Les conférences de presse d’Ahmed Ouyhaia sont souvent un évènement de scène : non parce que le bonhomme y va dans le sens de la confidence ou de l’explication, mais le contraire, justement. Les journalistes d’Alger y vont pour voir comment un homme peut éviter de répondre, avec art, au lieu de répondre justement. Du coup, le bonhomme camp un rôle fascinant : celui du non-dit. Perspicace, Ouyahia joue souvent ce petit jeu de séduction avec la presse, multiplie les formules et laisse croire à son statut de porte-parole du Pouvoir réel. Autant les « sorties » de Bouteflika sont insipides à force de protocoles et de lyrisme nationaliste, autant celles d’Ouyahia sont amusantes à force de non-dits et d’esquives et de jongleries. Charmeur, Ahmed joue donc : avec les langues dont il maitrise les trois (arabe, algérien et amazigh), les rumeurs, les interdits et les sous entendus et la mauvaise formation des journalistes pour qui il a un mépris travaillé. Porte-parole du maquis, du « pouvoir réel », de ses tuteurs clandestins…etc, tout cela entre dans le personnage. Fin psychologue, il a su déceler chez les algériens et chez les journalistes, cette hypnose qu’ils ont pour « l’autre pouvoir », même s’il s’agit d’un mythe, les « Services », l’occulte. Du coup, pour lui, il y avait un rôle à camper dans l’imaginaire politique algérien et il le campe, justement.
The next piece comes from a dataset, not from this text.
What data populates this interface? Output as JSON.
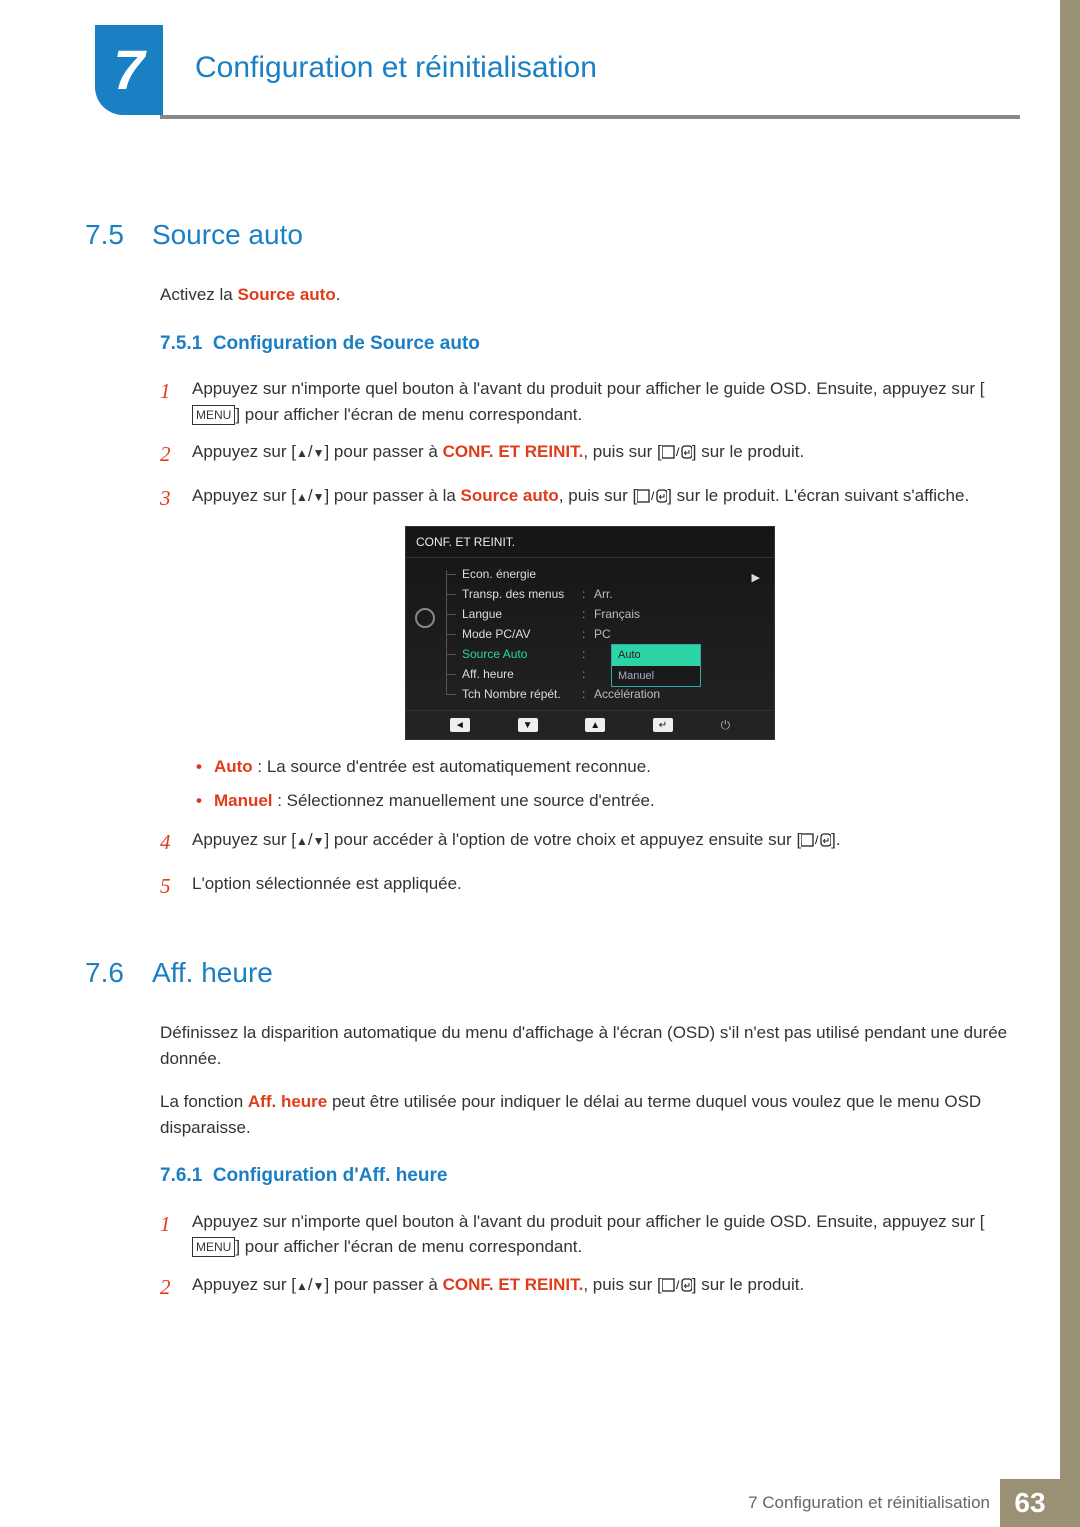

A la fin les algériens lisent les comptes-rendus des « sorties » d’Ouyahia comme des jeux de cache-cache, des talk-shows et des prouesses de double langage : l’homme ne dit jamais plus qu’il ne veut mais laisse croire plus qu’il ne dit. Il respecte les formes du discours d’obédience en vogue en Algérie, envers la Présidence mais avec un curieux sourire au coin, un don pour l’italique. Pour bien comprendre Ouyahia donc, il faut donc trois choses : un divan, un éclairage propice et un manuel du freudisme de base. Car c’est cela : une sorte d’intelligence vive devenue cynisme avant d’aboutir à une esthétique du discours public. Le bonhomme s’amuse, profondément et se retient à peine de le dire et de le montrer.  Ses explications politiques sont ridiculement plates (genre « je dérange »), mais ses réponses aux questions directes des journalistes sont à retenir : Ouyahia a échoué ? « Oui » (aveux), « mais c’est un échec colletive » (déplacement et dépersonnalisation). Ouyahia Président ? « C’est un destin » répond l’oracle. L’armé a dopé le taux de participation ? « On n’a pas l’armée de la Chine ». Le FLN ? « On parle entre nous de cousins parce qu’on n’a pas fait un parti pour en rajouter un autre ou juste pour prendre le pouvoir», phrase délicieusement surréaliste.

Je suis le Destin

Du coup, on se pose la question de la raison : pourquoi on écoute cet homme à chaque fois ? La réponse est dans le style : parce qu’il sait vraiment comment faire pour ne rien dire. Les journalistes se bousculent pour lui poser la question gênante par excellence, peine perdu. Le bonhomme est rodé comme un formulaire qui rit. Car dans le casting politique, il y a le Président de la république, statut du Rite majeur, campant le discours fade et le socle nécessaire. Ensuite le militant obtus, comme Belkhadem et les siens, détenteurs de la légitimité « révolutionnaire » en cendre et du folklore des décolonisateur. Ensuite vient Ouyahia, porte-parole des coulisses et enfant imposé par le régime au système. Selon la mythologie algérienne et ses collections de rumeurs, il fait parti du clan des « protégés », face au clan des « nommés », des « subits » et des nouveaux arrivés. Dans royaume ancien, il occuperait le poste de l’intendant du Royaume, pas celui du grand vizir : sale besogne comme il dit, martyr par le sacerdoce. Le soir ? Il doit rire, vraiment, comme une magnifique intelligence rendue solitaire.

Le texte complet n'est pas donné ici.